New car prices rose 1.4% last month as global semiconductor shortages continue to constrain inventories and drive up costs. Used car prices jumped 2.5%.
Americans also face higher spending on basic necessities:
- Food was up 5.3% year-over-year, the most since January 2009.
- Gasoline is up 6.1% since September, the biggest gain since March
- Electricity costs jumped 1.8% – the largest monthly increase since 2014.
- The rise in fuel oil prices compared to the previous month amounted to 12.3%, the most since 2007.
“Rising energy prices, increasing supply chain bottlenecks and higher rents have all dramatically increased prices in the consumer basket,” Bloomberg Economics’ Anna Wong and Andrew Husby said in a note. Looking ahead, “these factors and adverse underlying effects will not allow the CPI to peak until January.”

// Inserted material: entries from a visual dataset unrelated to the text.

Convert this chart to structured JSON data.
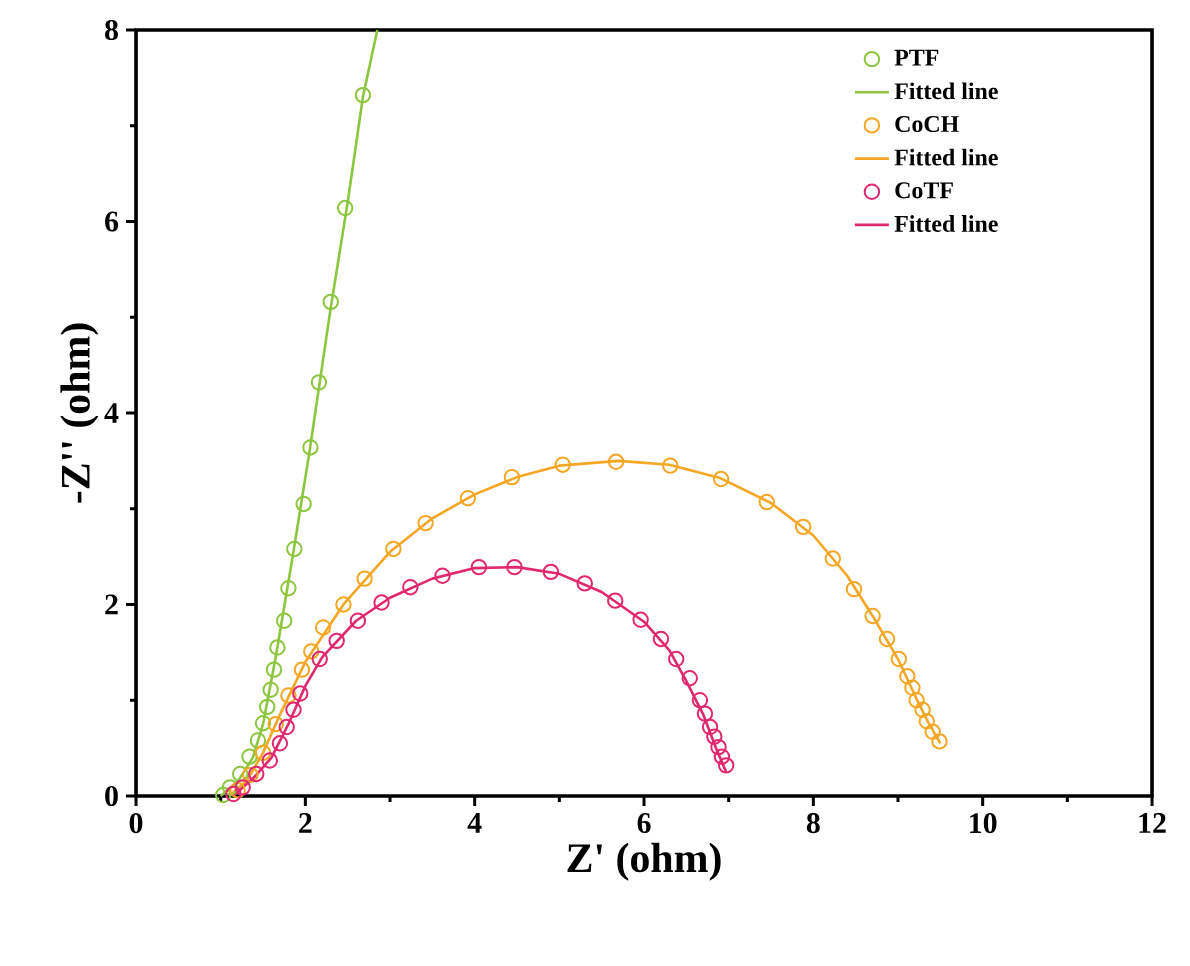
{
  "chart_data": {
    "type": "scatter",
    "xlabel": "Z' (ohm)",
    "ylabel": "-Z'' (ohm)",
    "xlim": [
      0,
      12
    ],
    "ylim": [
      0,
      8
    ],
    "xticks": [
      0,
      2,
      4,
      6,
      8,
      10,
      12
    ],
    "yticks": [
      0,
      2,
      4,
      6,
      8
    ],
    "grid": false,
    "legend": "top right",
    "series": [
      {
        "name": "PTF",
        "marker": "circle",
        "color": "#8cc63f",
        "x": [
          2.68,
          2.47,
          2.3,
          2.16,
          2.06,
          1.98,
          1.87,
          1.8,
          1.75,
          1.67,
          1.63,
          1.59,
          1.55,
          1.5,
          1.44,
          1.34,
          1.23,
          1.11,
          1.03
        ],
        "values": [
          7.32,
          6.14,
          5.16,
          4.32,
          3.64,
          3.05,
          2.58,
          2.17,
          1.83,
          1.55,
          1.32,
          1.11,
          0.93,
          0.76,
          0.58,
          0.41,
          0.23,
          0.09,
          0.01
        ]
      },
      {
        "name": "Fitted line",
        "type": "line",
        "color": "#8cc63f",
        "x": [
          1.0,
          1.2,
          1.38,
          1.5,
          1.65,
          1.85,
          2.05,
          2.3,
          2.5,
          2.68,
          2.85
        ],
        "values": [
          0,
          0.15,
          0.4,
          0.75,
          1.45,
          2.5,
          3.6,
          5.1,
          6.2,
          7.3,
          8.0
        ]
      },
      {
        "name": "CoCH",
        "marker": "circle",
        "color": "#f5a623",
        "x": [
          9.49,
          9.41,
          9.34,
          9.29,
          9.22,
          9.17,
          9.11,
          9.01,
          8.87,
          8.7,
          8.48,
          8.23,
          7.88,
          7.45,
          6.91,
          6.31,
          5.67,
          5.04,
          4.44,
          3.92,
          3.42,
          3.04,
          2.7,
          2.45,
          2.21,
          2.07,
          1.96,
          1.8,
          1.65,
          1.5,
          1.35,
          1.2
        ],
        "values": [
          0.57,
          0.67,
          0.78,
          0.9,
          1.0,
          1.13,
          1.25,
          1.43,
          1.64,
          1.88,
          2.16,
          2.48,
          2.81,
          3.07,
          3.31,
          3.45,
          3.49,
          3.46,
          3.33,
          3.11,
          2.85,
          2.58,
          2.27,
          2.0,
          1.76,
          1.51,
          1.32,
          1.05,
          0.75,
          0.45,
          0.22,
          0.06
        ]
      },
      {
        "name": "Fitted line",
        "type": "line",
        "color": "#f5a623",
        "x": [
          1.1,
          1.3,
          1.5,
          1.7,
          2.0,
          2.45,
          3.0,
          3.5,
          4.0,
          4.5,
          5.0,
          5.7,
          6.3,
          6.9,
          7.5,
          8.0,
          8.4,
          8.7,
          9.0,
          9.2,
          9.35,
          9.5
        ],
        "values": [
          0,
          0.15,
          0.45,
          0.85,
          1.4,
          2.0,
          2.55,
          2.9,
          3.15,
          3.33,
          3.45,
          3.5,
          3.46,
          3.32,
          3.06,
          2.72,
          2.3,
          1.88,
          1.43,
          1.05,
          0.78,
          0.55
        ]
      },
      {
        "name": "CoTF",
        "marker": "circle",
        "color": "#e0286e",
        "x": [
          6.97,
          6.92,
          6.88,
          6.83,
          6.78,
          6.72,
          6.66,
          6.54,
          6.38,
          6.2,
          5.96,
          5.66,
          5.3,
          4.9,
          4.47,
          4.05,
          3.62,
          3.24,
          2.9,
          2.62,
          2.37,
          2.17,
          1.94,
          1.86,
          1.78,
          1.7,
          1.58,
          1.42,
          1.26,
          1.15
        ],
        "values": [
          0.32,
          0.41,
          0.51,
          0.62,
          0.72,
          0.86,
          1.0,
          1.23,
          1.43,
          1.64,
          1.84,
          2.04,
          2.22,
          2.34,
          2.39,
          2.39,
          2.3,
          2.18,
          2.02,
          1.83,
          1.62,
          1.43,
          1.07,
          0.9,
          0.72,
          0.55,
          0.37,
          0.23,
          0.09,
          0.02
        ]
      },
      {
        "name": "Fitted line",
        "type": "line",
        "color": "#e0286e",
        "x": [
          1.15,
          1.4,
          1.6,
          1.8,
          2.0,
          2.2,
          2.6,
          3.0,
          3.5,
          4.0,
          4.5,
          5.0,
          5.5,
          6.0,
          6.3,
          6.5,
          6.7,
          6.85,
          6.97
        ],
        "values": [
          0,
          0.2,
          0.4,
          0.75,
          1.15,
          1.45,
          1.83,
          2.07,
          2.27,
          2.38,
          2.39,
          2.32,
          2.13,
          1.82,
          1.52,
          1.2,
          0.85,
          0.5,
          0.25
        ]
      }
    ]
  }
}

Through the lens of the company
“We have not seen, I would say, more resistance to our price increases than we have seen historically.” – Chief Financial Officer of McDonald’s Corp. Kevin Ozan, Statement of Financial Results October 27.
“Looking at the fourth quarter, we expect our sales price dynamics to continue to gain momentum as we work to mitigate the inflationary pressures on raw materials and logistics that we have experienced throughout the year.” – Chief Financial Officer of 3M Co. Monish Patolavala, Statement of Financial Results October 26
“We feel very comfortable, because any inflation that affects our margins today, we have the opportunity to compensate for it.” – Chief Financial Officer of Chipotle Mexican Grill Inc. John Hartung, October 21st Financial Report.
“We have now announced prices in nine out of ten categories, so we are very broad.” – Chief Financial Officer of Procter & Gamble Co. André Schulten, Statement of Financial Results October 19
While most of the CPI categories rose, airfare declined for the fourth month and clothing prices remained unchanged.
Wages have risen markedly in recent months – with some measures rising the most in history – but higher consumer prices are undermining the purchasing power of Americans.
Separate data showed that average hourly earnings adjusted for inflation on Wednesday fell 1.2% in October from a year earlier.